In 2012, Lockwood said the field of Sun-climate relations had been "corrupted by unwelcome political and financial influence as climate change sceptics have seized upon putative solar effects as an excuse for inaction on anthropogenic warming".

== Awards ==
- 1990 The Zel'dovich Award for Commission C (Ionospheric Physics), awarded by the Russian Academy of Sciences and the Committee on Space Research (COSPAR), of the International Council of Scientific Unions
- 1990 The Issac Koga Gold Medal, awarded by the International Union of Radio Science (URSI)
- 1998 The Chapman Medal, awarded by the Royal Astronomical Society, London
- 2003 The Charles Chree (now renamed the Appleton) Award and Prize, awarded by the Institute of Physics, London
- 2006 Elected as a Fellow of the Royal Society of London
- 2012 The Julius Bartels Medal, awarded by the European Geosciences Union
- 2015 The Gold Medal of the Royal Astronomical Society for Geophysics

==Works==
- M. Lockwood, The study of HF radio waves propagated over a long, sub-auroral path, Exeter University, UK, 1978 (http://lib.exeter.ac.uk/record=b1308620~S6)

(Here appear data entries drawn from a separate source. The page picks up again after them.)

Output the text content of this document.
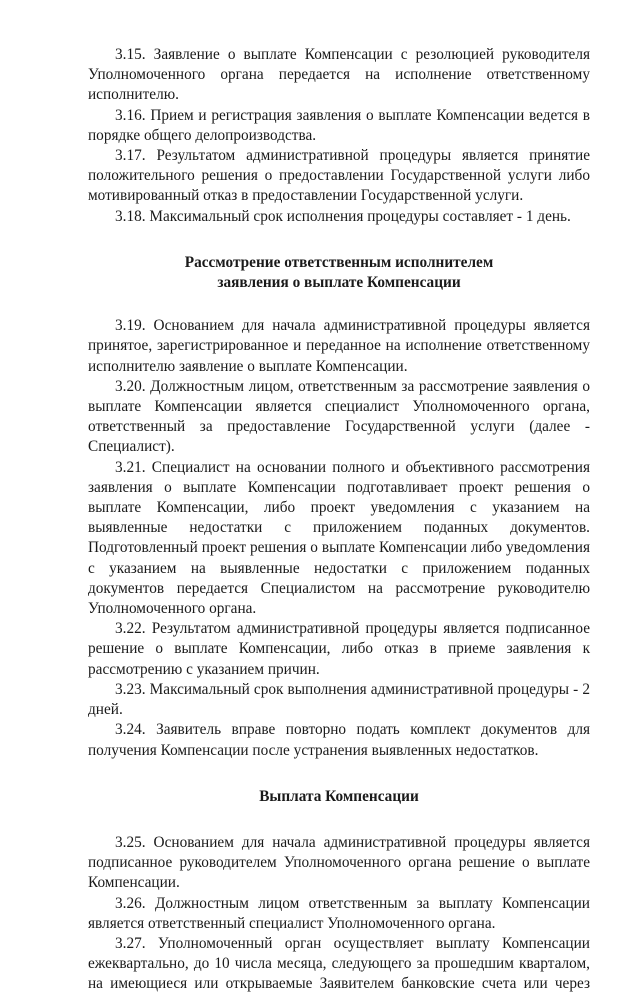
3.15. Заявление о выплате Компенсации с резолюцией руководителя Уполномоченного органа передается на исполнение ответственному исполнителю.

3.16. Прием и регистрация заявления о выплате Компенсации ведется в порядке общего делопроизводства.

3.17. Результатом административной процедуры является принятие положительного решения о предоставлении Государственной услуги либо мотивированный отказ в предоставлении Государственной услуги.

3.18. Максимальный срок исполнения процедуры составляет - 1 день.

Рассмотрение ответственным исполнителем
заявления о выплате Компенсации

3.19. Основанием для начала административной процедуры является принятое, зарегистрированное и переданное на исполнение ответственному исполнителю заявление о выплате Компенсации.

3.20. Должностным лицом, ответственным за рассмотрение заявления о выплате Компенсации является специалист Уполномоченного органа, ответственный за предоставление Государственной услуги (далее - Специалист).

3.21. Специалист на основании полного и объективного рассмотрения заявления о выплате Компенсации подготавливает проект решения о выплате Компенсации, либо проект уведомления с указанием на выявленные недостатки с приложением поданных документов. Подготовленный проект решения о выплате Компенсации либо уведомления с указанием на выявленные недостатки с приложением поданных документов передается Специалистом на рассмотрение руководителю Уполномоченного органа.

3.22. Результатом административной процедуры является подписанное решение о выплате Компенсации, либо отказ в приеме заявления к рассмотрению с указанием причин.

3.23. Максимальный срок выполнения административной процедуры - 2 дней.

3.24. Заявитель вправе повторно подать комплект документов для получения Компенсации после устранения выявленных недостатков.

Выплата Компенсации

3.25. Основанием для начала административной процедуры является подписанное руководителем Уполномоченного органа решение о выплате Компенсации.

3.26. Должностным лицом ответственным за выплату Компенсации является ответственный специалист Уполномоченного органа.

3.27. Уполномоченный орган осуществляет выплату Компенсации ежеквартально, до 10 числа месяца, следующего за прошедшим кварталом, на имеющиеся или открываемые Заявителем банковские счета или через
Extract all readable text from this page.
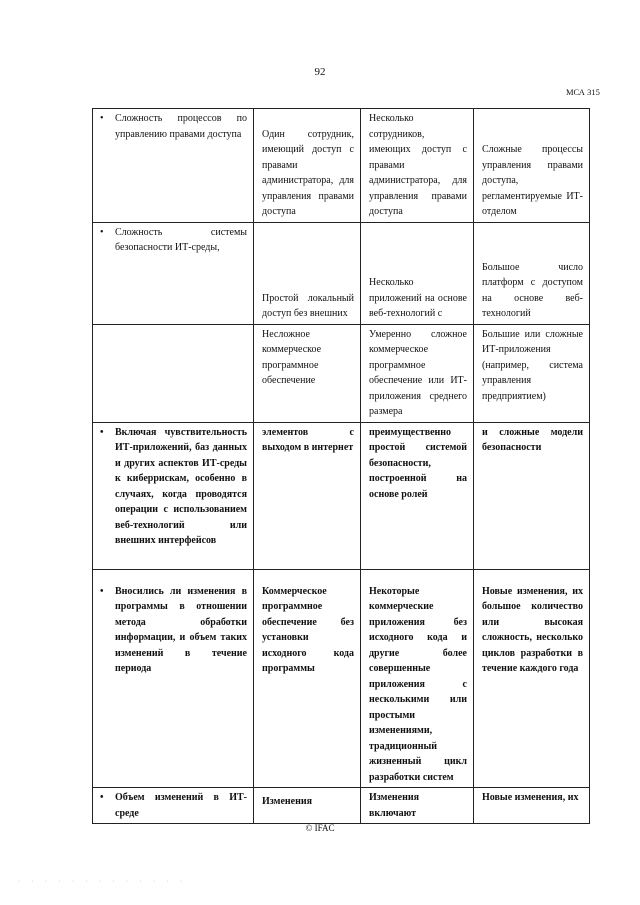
92
МСА 315
• Сложность процессов по управлению правами доступа	Один сотрудник, имеющий доступ с правами администратора, для управления правами доступа	Несколько сотрудников, имеющих доступ с правами администратора, для управления правами доступа	Сложные процессы управления правами доступа, регламентируемые ИТ-отделом

• Сложность системы безопасности ИТ-среды,	Простой локальный доступ без внешних	Несколько приложений на основе веб-технологий с	Большое число платформ с доступом на основе веб-технологий
	Несложное коммерческое программное обеспечение	Умеренно сложное коммерческое программное обеспечение или ИТ-приложения среднего размера	Большие или сложные ИТ-приложения (например, система управления предприятием)

• Включая чувствительность ИТ-приложений, баз данных и других аспектов ИТ-среды к киберрискам, особенно в случаях, когда проводятся операции с использованием веб-технологий или внешних интерфейсов	элементов с выходом в интернет	преимущественно простой системой безопасности, построенной на основе ролей	и сложные модели безопасности

• Вносились ли изменения в программы в отношении метода обработки информации, и объем таких изменений в течение периода	Коммерческое программное обеспечение без установки исходного кода программы	Некоторые коммерческие приложения без исходного кода и другие более совершенные приложения с несколькими или простыми изменениями, традиционный жизненный цикл разработки систем	Новые изменения, их большое количество или высокая сложность, несколько циклов разработки в течение каждого года

• Объем изменений в ИТ-среде	Изменения	Изменения включают	Новые изменения, их
© IFAC
· · · · · · · · · · · · ·
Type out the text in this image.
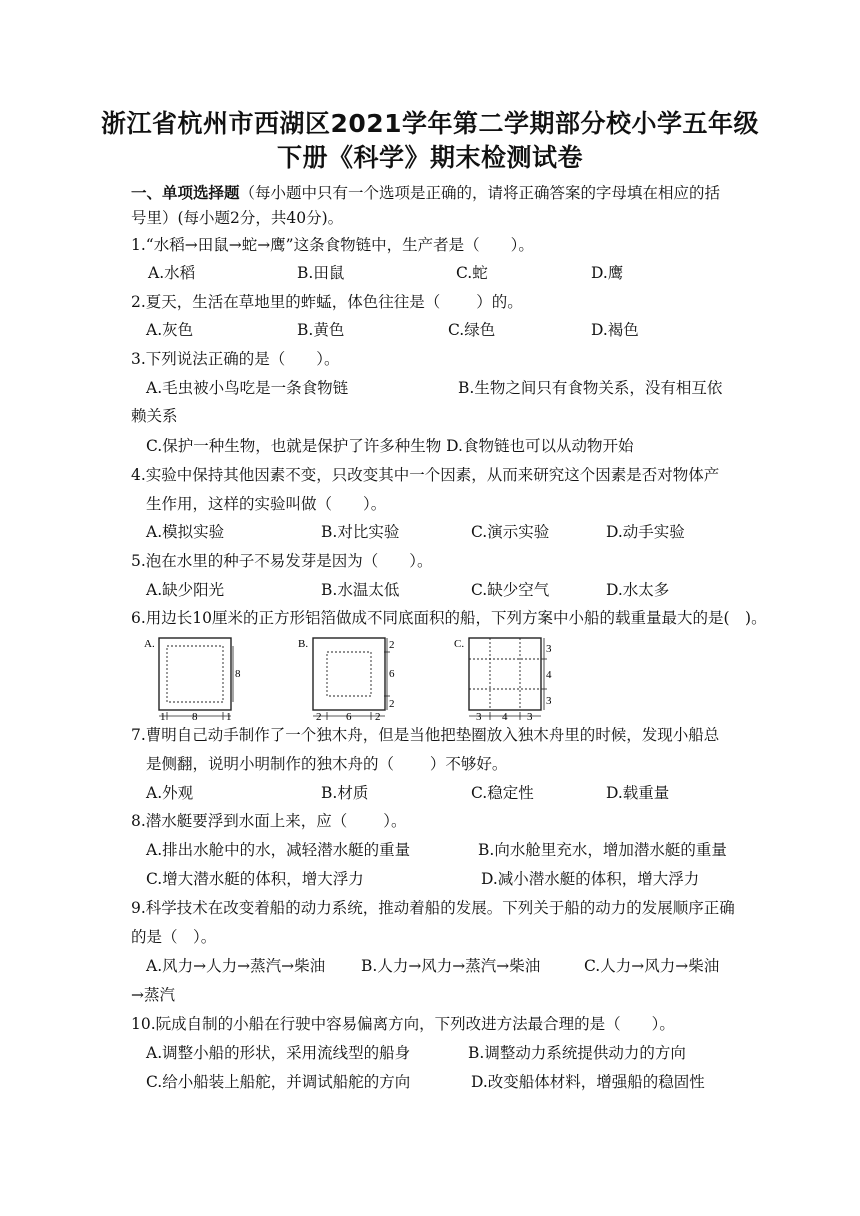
浙江省杭州市西湖区2021学年第二学期部分校小学五年级
下册《科学》期末检测试卷
一、单项选择题（每小题中只有一个选项是正确的，请将正确答案的字母填在相应的括
号里）(每小题2分，共40分)。
1.“水稻→田鼠→蛇→鹰”这条食物链中，生产者是（　　）。
A.水稻	B.田鼠	C.蛇	D.鹰
2.夏天，生活在草地里的蚱蜢，体色往往是（　　 ）的。
A.灰色	B.黄色	C.绿色	D.褐色
3.下列说法正确的是（　　）。
A.毛虫被小鸟吃是一条食物链	B.生物之间只有食物关系，没有相互依
赖关系
C.保护一种生物，也就是保护了许多种生物 D.食物链也可以从动物开始
4.实验中保持其他因素不变，只改变其中一个因素，从而来研究这个因素是否对物体产
生作用，这样的实验叫做（　　）。
A.模拟实验	B.对比实验	C.演示实验	D.动手实验
5.泡在水里的种子不易发芽是因为（　　）。
A.缺少阳光	B.水温太低	C.缺少空气	D.水太多
6.用边长10厘米的正方形铝箔做成不同底面积的船，下列方案中小船的载重量最大的是(　)。
A.
8
1 8	1
B.	2
6
2
2 6 2
C.	3
4
3
3 4 3
7.曹明自己动手制作了一个独木舟，但是当他把垫圈放入独木舟里的时候，发现小船总
是侧翻，说明小明制作的独木舟的（　　 ）不够好。
A.外观	B.材质	C.稳定性	D.载重量
8.潜水艇要浮到水面上来，应（　　 ）。
A.排出水舱中的水，减轻潜水艇的重量	B.向水舱里充水，增加潜水艇的重量
C.增大潜水艇的体积，增大浮力	D.减小潜水艇的体积，增大浮力
9.科学技术在改变着船的动力系统，推动着船的发展。下列关于船的动力的发展顺序正确
的是（　）。
A.风力→人力→蒸汽→柴油 B.人力→风力→蒸汽→柴油	C.人力→风力→柴油
→蒸汽
10.阮成自制的小船在行驶中容易偏离方向，下列改进方法最合理的是（　　）。
A.调整小船的形状，采用流线型的船身	B.调整动力系统提供动力的方向
C.给小船装上船舵，并调试船舵的方向	D.改变船体材料，增强船的稳固性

- Saas-Fe Book (2004), J.D. Haigh, M. Lockwood and M.S. Giampapa, The Sun, Solar Analogs and the Climate, Springer, ISBN 3-540-23856-5, 2004
- M. Lockwood Reconstruction and Prediction of Variations in the Open Solar Magnetic Flux and Interplanetary Conditions, Living Reviews in Solar Physics, 10, 4, 2013.
- M. Lockwood, Solar Influence on Global and Regional Climate, Surveys in Geophysics, 33 (3), 503–534, 2012.
- M. Lockwood et al., The rise and fall of open solar flux during the current grand solar maximum, Ap. J., 700 (2), 937–944, 2009.
- M. Lockwood et al., A doubling of the sun's coronal magnetic field during the last 100 years, Nature, 399, 437–439, 1999.
- S.W.H. Cowley and M. Lockwood, Excitation and decay of solar-wind driven flows in the magnetosphere-ionosphere system, Annales Geophys., 10, 103–115, 1992.
- M. Lockwood et al., Ionospheric signatures of pulsed magnetic reconnection at the Earth's magnetopause, Nature, 361 (6411), 424–428, 1993 , 1993
- M. Lockwood et al., Non-Maxwellian ion velocity distributions observed using EISCAT, Geophys. Res. Lett., 14, 111–114, 1987.
- M. Lockwood et al., The geomagnetic mass spectrometer – mass and energy dispersions of ionospheric ion flows into the magnetosphere, Nature, 316, 612–613, 1985.